Wie gelingt es innerhalb der Fotografie, den Blick über die Oberfläche der Darstellung hinaus zu lenken und Einsicht in den Charakter von Orten und Personen zu geben? Das Fotografie Forum Frankfurt weist mit der Retrospektive „ABE FRAJNDLICH. CHAMELEON“ den Weg.
Fotografie bietet nicht nur die Möglichkeit, vergangene Augenblicke wiederzubeleben und auf diese Weise den Wandel verschiedenster Orte zu erkennen, sie kann auch dazu dienen, an Personen zu erinnern und ihren Charakter zu verbildlichen. Beides beherrscht Abe Frajndlich. Es sind die Facetten der Stadt und das Wesen inspirierender Menschen, mit denen sich der 1946 in einem Displaced Person Lager in Frankfurt am Main geborene Fotograf beschäftigt. In thematischer Anordnung beherbergt die Ausstellung im Fotografie Forum Frankfurt rund 160 seiner Werke, darunter eine Sammlung seiner Streetphotography, die Frajndlich auf seinem Lebensweg begleiteten sowie Porträts verschiedenster Kreative aus der Musik-, Showbiz- und Kunstbranche. Auch Fotos aus seinem Buch „Eros Eterna“ sind vorzufinden und befassen sich mit dem Thema Sinnlichkeit, aber auch der Leidenschaft, die Frajndlich für seine eigene Arbeit als Fotograf empfindet.
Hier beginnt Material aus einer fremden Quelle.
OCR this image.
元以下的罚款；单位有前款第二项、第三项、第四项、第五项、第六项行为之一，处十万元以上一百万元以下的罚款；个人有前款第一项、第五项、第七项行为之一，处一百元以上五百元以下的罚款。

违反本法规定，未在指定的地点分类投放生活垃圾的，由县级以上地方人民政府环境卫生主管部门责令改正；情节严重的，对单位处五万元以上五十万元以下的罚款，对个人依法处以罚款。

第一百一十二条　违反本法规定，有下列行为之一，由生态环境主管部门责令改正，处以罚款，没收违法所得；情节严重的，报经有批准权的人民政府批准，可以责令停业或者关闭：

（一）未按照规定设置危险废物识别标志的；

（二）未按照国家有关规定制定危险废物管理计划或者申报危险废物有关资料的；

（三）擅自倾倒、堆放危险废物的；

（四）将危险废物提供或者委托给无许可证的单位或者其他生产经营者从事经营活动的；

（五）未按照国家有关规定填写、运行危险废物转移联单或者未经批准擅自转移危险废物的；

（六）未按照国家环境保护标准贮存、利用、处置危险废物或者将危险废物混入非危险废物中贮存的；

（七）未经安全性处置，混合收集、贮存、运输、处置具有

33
Als Künstler greift er Themen wie Freiheit und die Suche nach Identität auf, die prägende Momente seiner eigenen Biografie darstellen. Seine Eltern überlebten die Shoah, während andere Familienmitglieder in Vernichtungslagern ihr Leben lassen mussten. Nach dem frühen Tod seines Vaters führte die Suche nach einer neuen Heimat ihn und seine Mutter über Israel, Deutschland und Frankreich nach Brasilien. Als auch seine Mutter verstarb, kam der zehnjährige Frajndlich in die USA, wo er von der Schwester seines Stiefvaters adoptiert wurde. Ab 1970 widmete er sich der Fotografie, die ab den 1980er-Jahren u.a. im Magazin der Frankfurter Allgemeinen Zeitung, im Spiegel oder New York Times Magazine abgebildet wurde. Heute lebt und arbeitet Frajndlich in Cleveland. Seine Arbeiten füllten in Europa und den USA mehrfach Ausstellungen und sind in vielen Sammlungen vertreten.
Der Blick auf die Fassade
Vor allem die Straßen New Yorks, in denen er von 1984 bis 2016 lebte, wurden wichtige Motive vor seiner Kamera. Seine Bilder zeigen das Leben in der Großstadt und ihre vielfältigen Möglichkeiten. Es sind Zeitzeugnisse bestimmter Umgebungen, die Rückschlüsse über den Wandel eines Orts zulassen. In seiner Streetphotography experimentiert Frajndlich immer wieder mit Lichtverhältnissen. Mit starken Hell- und Dunkelkontrasten fotografiert er die öffentlichen Räume, die er im Laufe seines Lebens durchstreift und erzielt damit eine besondere Wirkung, die trotz der dokumentarischen Qualität mal nostalgische, mal mysteriöse Atmosphären erschafft.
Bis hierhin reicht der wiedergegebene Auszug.